¿Qué es y cómo se forma un tornado?
Estamos hartos de verlos en las películas y en los telediarios. Arrasan con todo y solo con verlos o intuirlos hay que poner pies en polvorosa, sin mirar atrás. Son los tornados, sinónimo de destrucción, un fenómeno atmosférico que puede formarse en el momento menos pensado.

¿Pero, qué son relamente, y por qué se forman? Básicamente, un tornado es una perturbación atmosférica de gran violencia con forma de remolino, que provoca fuertes vientos de hasta 450 kilómetros por hora y pueden medir de poco menos de 100 metros a un par de kilómetros de ancho.

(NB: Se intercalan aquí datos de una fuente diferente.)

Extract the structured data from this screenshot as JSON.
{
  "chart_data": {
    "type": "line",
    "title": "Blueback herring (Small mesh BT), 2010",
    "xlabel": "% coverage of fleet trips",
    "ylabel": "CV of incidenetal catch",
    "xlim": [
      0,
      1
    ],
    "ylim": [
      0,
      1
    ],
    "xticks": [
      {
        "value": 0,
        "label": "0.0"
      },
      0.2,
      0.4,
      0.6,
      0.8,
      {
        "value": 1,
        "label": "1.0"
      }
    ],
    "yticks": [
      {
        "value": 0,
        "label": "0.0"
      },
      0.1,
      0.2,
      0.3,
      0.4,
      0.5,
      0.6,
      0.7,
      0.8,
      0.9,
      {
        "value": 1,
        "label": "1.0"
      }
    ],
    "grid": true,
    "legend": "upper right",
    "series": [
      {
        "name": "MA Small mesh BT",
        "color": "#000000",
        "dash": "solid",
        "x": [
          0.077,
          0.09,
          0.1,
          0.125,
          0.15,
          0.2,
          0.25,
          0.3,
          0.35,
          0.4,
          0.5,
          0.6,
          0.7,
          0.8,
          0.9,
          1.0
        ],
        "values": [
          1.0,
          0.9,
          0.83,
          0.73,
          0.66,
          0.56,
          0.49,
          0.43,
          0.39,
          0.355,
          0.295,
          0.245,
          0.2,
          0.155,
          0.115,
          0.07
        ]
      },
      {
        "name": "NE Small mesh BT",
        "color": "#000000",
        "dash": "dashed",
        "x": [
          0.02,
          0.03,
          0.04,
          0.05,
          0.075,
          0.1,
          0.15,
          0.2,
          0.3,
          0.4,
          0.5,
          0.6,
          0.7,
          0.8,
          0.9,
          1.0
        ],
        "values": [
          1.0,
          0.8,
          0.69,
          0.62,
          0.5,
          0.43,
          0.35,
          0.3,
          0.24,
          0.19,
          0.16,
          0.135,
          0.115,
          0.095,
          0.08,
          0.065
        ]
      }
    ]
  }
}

Las cumolinimbus, nubes con forma de torre

El tornado se forma a partir de poderosas nubes cumulonimbus con forma de remolino o grandes torres que pueden alcanzar más de 15.000 metros de altura, que también son responsables de otras condiciones extremas climáticas como tormentas, rayos, granizo, vientos fuertes.

¿Qué es y cómo se forma un tornado?
Cuando nace un tornado se produce un fuerte descenso de la presión y se observan fuertes vientos que circulan en forma ciclónica. Aunque suelen producirse cuando las tormentas eléctricas cambian su velocidad y dirección, en los momentos previos a que éstas descarguen, es complicado pronosticarlos.

Los tornados pueden desplazarse grandes distancias (hasta 100 kilómetros) o desaparecer y no siempre son igual de destructivos, dentro de una escala de varios niveles, que va desde un tornado ligero hasta otros graves, devastadores y extremadamente destructivos. Eso sí, cosquillas nunca hacen, pues incluso en su versión más leve provocan daños e incluso derriban árboles, poca cosa frente a los considerados súper devastadores, que no solo levantan las viviendas del suelo y convirten coches, trenes y camiones en una montaña de escombros, sino que además arranca las viviendas de sus cimientos. ¿Haciéndolas volar? En efecto, arracándolas del suelo y haciéndolas estallar en el aire. Temible Naturaleza, siempre tiene la última palabra.